DG: The seven individuals in my book have taught me a lot about resilience. Not only did they struggle with depression, but many of them also struggled with chronic physical illnesses, the loss of a loved one, and other painful circumstances. Although they lived in a variety of times and places, I’ve noticed patterns of what resilience looks like lived out.
Humor was an important element, which I know sounds ironic when talking about depression. The ability to find something to laugh about, or some way to mock the pain, was helpful for many of them.
Faith was another important factor for all of the people I studied. Their feelings about God might have been different than when they weren’t depressed, but they all found a steady anchor of hope in something much bigger than themselves.
Then, there were also practices that were common. Music was helpful for many of them, as were other artistic endeavors like writing. Exercise and fresh air were a critical self-care element and explicitly recommended by many of them to combat something like depression. Many of them were engaged in some type of service for others, and this was helpful to keep moving them forward.

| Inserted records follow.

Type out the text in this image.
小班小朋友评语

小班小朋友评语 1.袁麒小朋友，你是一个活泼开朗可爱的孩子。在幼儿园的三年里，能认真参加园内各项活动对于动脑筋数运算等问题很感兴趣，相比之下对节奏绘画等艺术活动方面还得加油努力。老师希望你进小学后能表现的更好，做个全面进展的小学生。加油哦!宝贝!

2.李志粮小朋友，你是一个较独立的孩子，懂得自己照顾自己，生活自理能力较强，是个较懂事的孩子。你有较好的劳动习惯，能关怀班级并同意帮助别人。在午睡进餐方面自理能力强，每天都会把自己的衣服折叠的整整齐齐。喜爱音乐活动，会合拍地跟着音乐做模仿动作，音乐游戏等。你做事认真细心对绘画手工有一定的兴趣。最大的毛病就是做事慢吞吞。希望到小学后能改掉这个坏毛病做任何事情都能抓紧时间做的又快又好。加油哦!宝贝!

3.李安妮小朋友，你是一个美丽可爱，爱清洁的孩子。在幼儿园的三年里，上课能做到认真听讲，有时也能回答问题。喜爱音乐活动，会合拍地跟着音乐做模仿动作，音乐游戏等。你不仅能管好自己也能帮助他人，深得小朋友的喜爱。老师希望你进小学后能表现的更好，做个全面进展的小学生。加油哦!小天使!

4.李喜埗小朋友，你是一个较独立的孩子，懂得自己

JA: What are some insights from your book that help readers support a friend or loved one amidst this pandemic?
DG: It should come as no surprise that reports of mental and emotional struggles, such as depression and anxiety, are on the rise in this season. Even if you aren’t struggling yourself, chances are someone close to you is. It’s worth knowing the warning signs of depression, so you can be aware of it in the life of someone close to you.
My book tells the stories of those who were depressed, but intertwined with their stories are those of their caregivers. These men and women were able to help not through focusing on “fixing” the person, offering pithy advice, suggesting silver-bullet cures, or assigning blame, but by consistently showing up with love, even as depression lingered. They knew when to call in reinforcements, and many of them worked as a team, instead of thinking they could care for the problem alone. They encouraged their loved one to seek professional medical help. As much as they were able, they did practical things to pull the person out of their tendency to isolate and dwell on morbid thought patterns, like getting them outside, engaging in an activity together, changing their scenery, providing opportunities for work or hobbies they once enjoyed, or just quietly keeping them company. Admittedly, in the face of coronavirus restrictions, some of these practices may require a bit of creativity and/or technology, but I think these principles still apply as we seek to be empathetic and helpful to those around us who are struggling.

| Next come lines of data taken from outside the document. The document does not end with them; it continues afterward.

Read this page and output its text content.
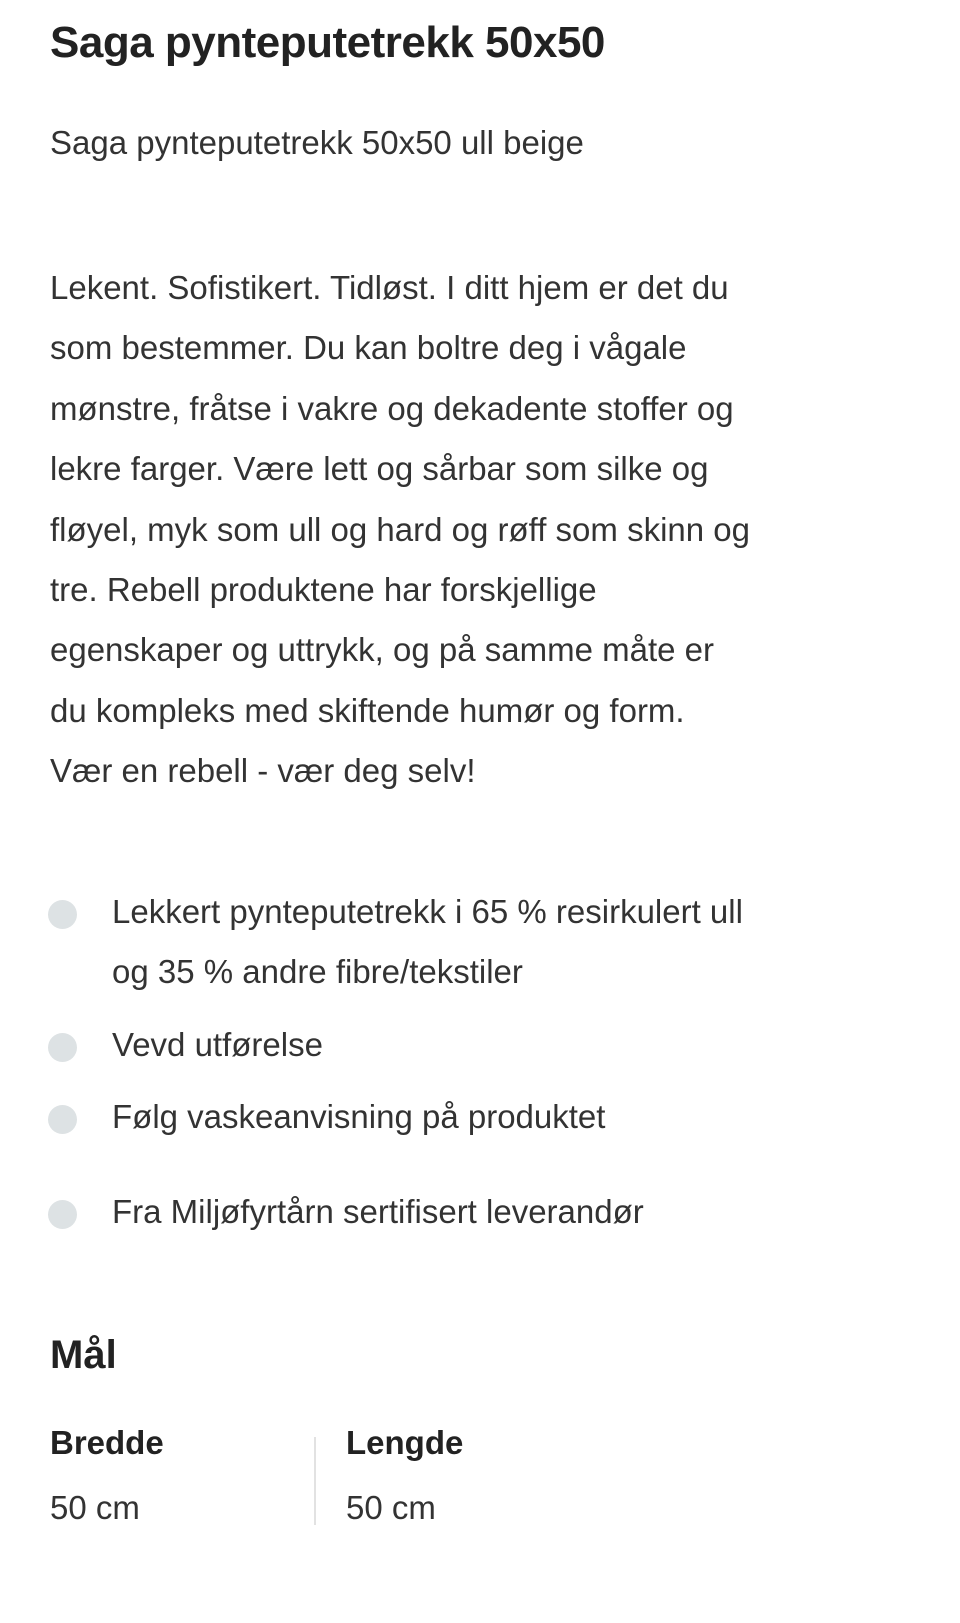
Saga pynteputetrekk 50x50
Saga pynteputetrekk 50x50 ull beige
Lekent. Sofistikert. Tidløst. I ditt hjem er det du
som bestemmer. Du kan boltre deg i vågale
mønstre, fråtse i vakre og dekadente stoffer og
lekre farger. Være lett og sårbar som silke og
fløyel, myk som ull og hard og røff som skinn og
tre. Rebell produktene har forskjellige
egenskaper og uttrykk, og på samme måte er
du kompleks med skiftende humør og form.
Vær en rebell - vær deg selv!
Lekkert pynteputetrekk i 65 % resirkulert ull
og 35 % andre fibre/tekstiler
Vevd utførelse
Følg vaskeanvisning på produktet
Fra Miljøfyrtårn sertifisert leverandør
Mål
Bredde
50 cm
Lengde
50 cm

JA: What are you currently working on these days?
DG: I have a toddler at home, and she keeps me busy. In addition to being a mom, I am preparing for my book to launch in November, and I continue to write on my blog, usually with stories and resources related to how our spiritual lives intersect with everyday life.
In the midst of the pandemic, I also found myself with a new part-time job writing for a nonprofit, Vere Institute. I’m working on a new series with them, which will launch in the fall, about how a life of faith intersects with the challenging and painful parts of life.
JA: Anything else you would like to share?
DG: Most of the people in my book were leaders, and struggling with depression as a leader brings its own unique challenges. In the context of the pandemic, the leaders in my life are facing even more mental and emotional pressure, as they make difficult decisions and bear the brunt of the reactions and behaviors stemming from the mental and emotional state of those under their care. There is no shame in feeling the weight of depression during this time, and there is no shame in seeking the help you need to be well.
Also, if you have personal experience with depression, I encourage you to share your story. It may require bravery, but you may be the voice of hope someone else needs to hear.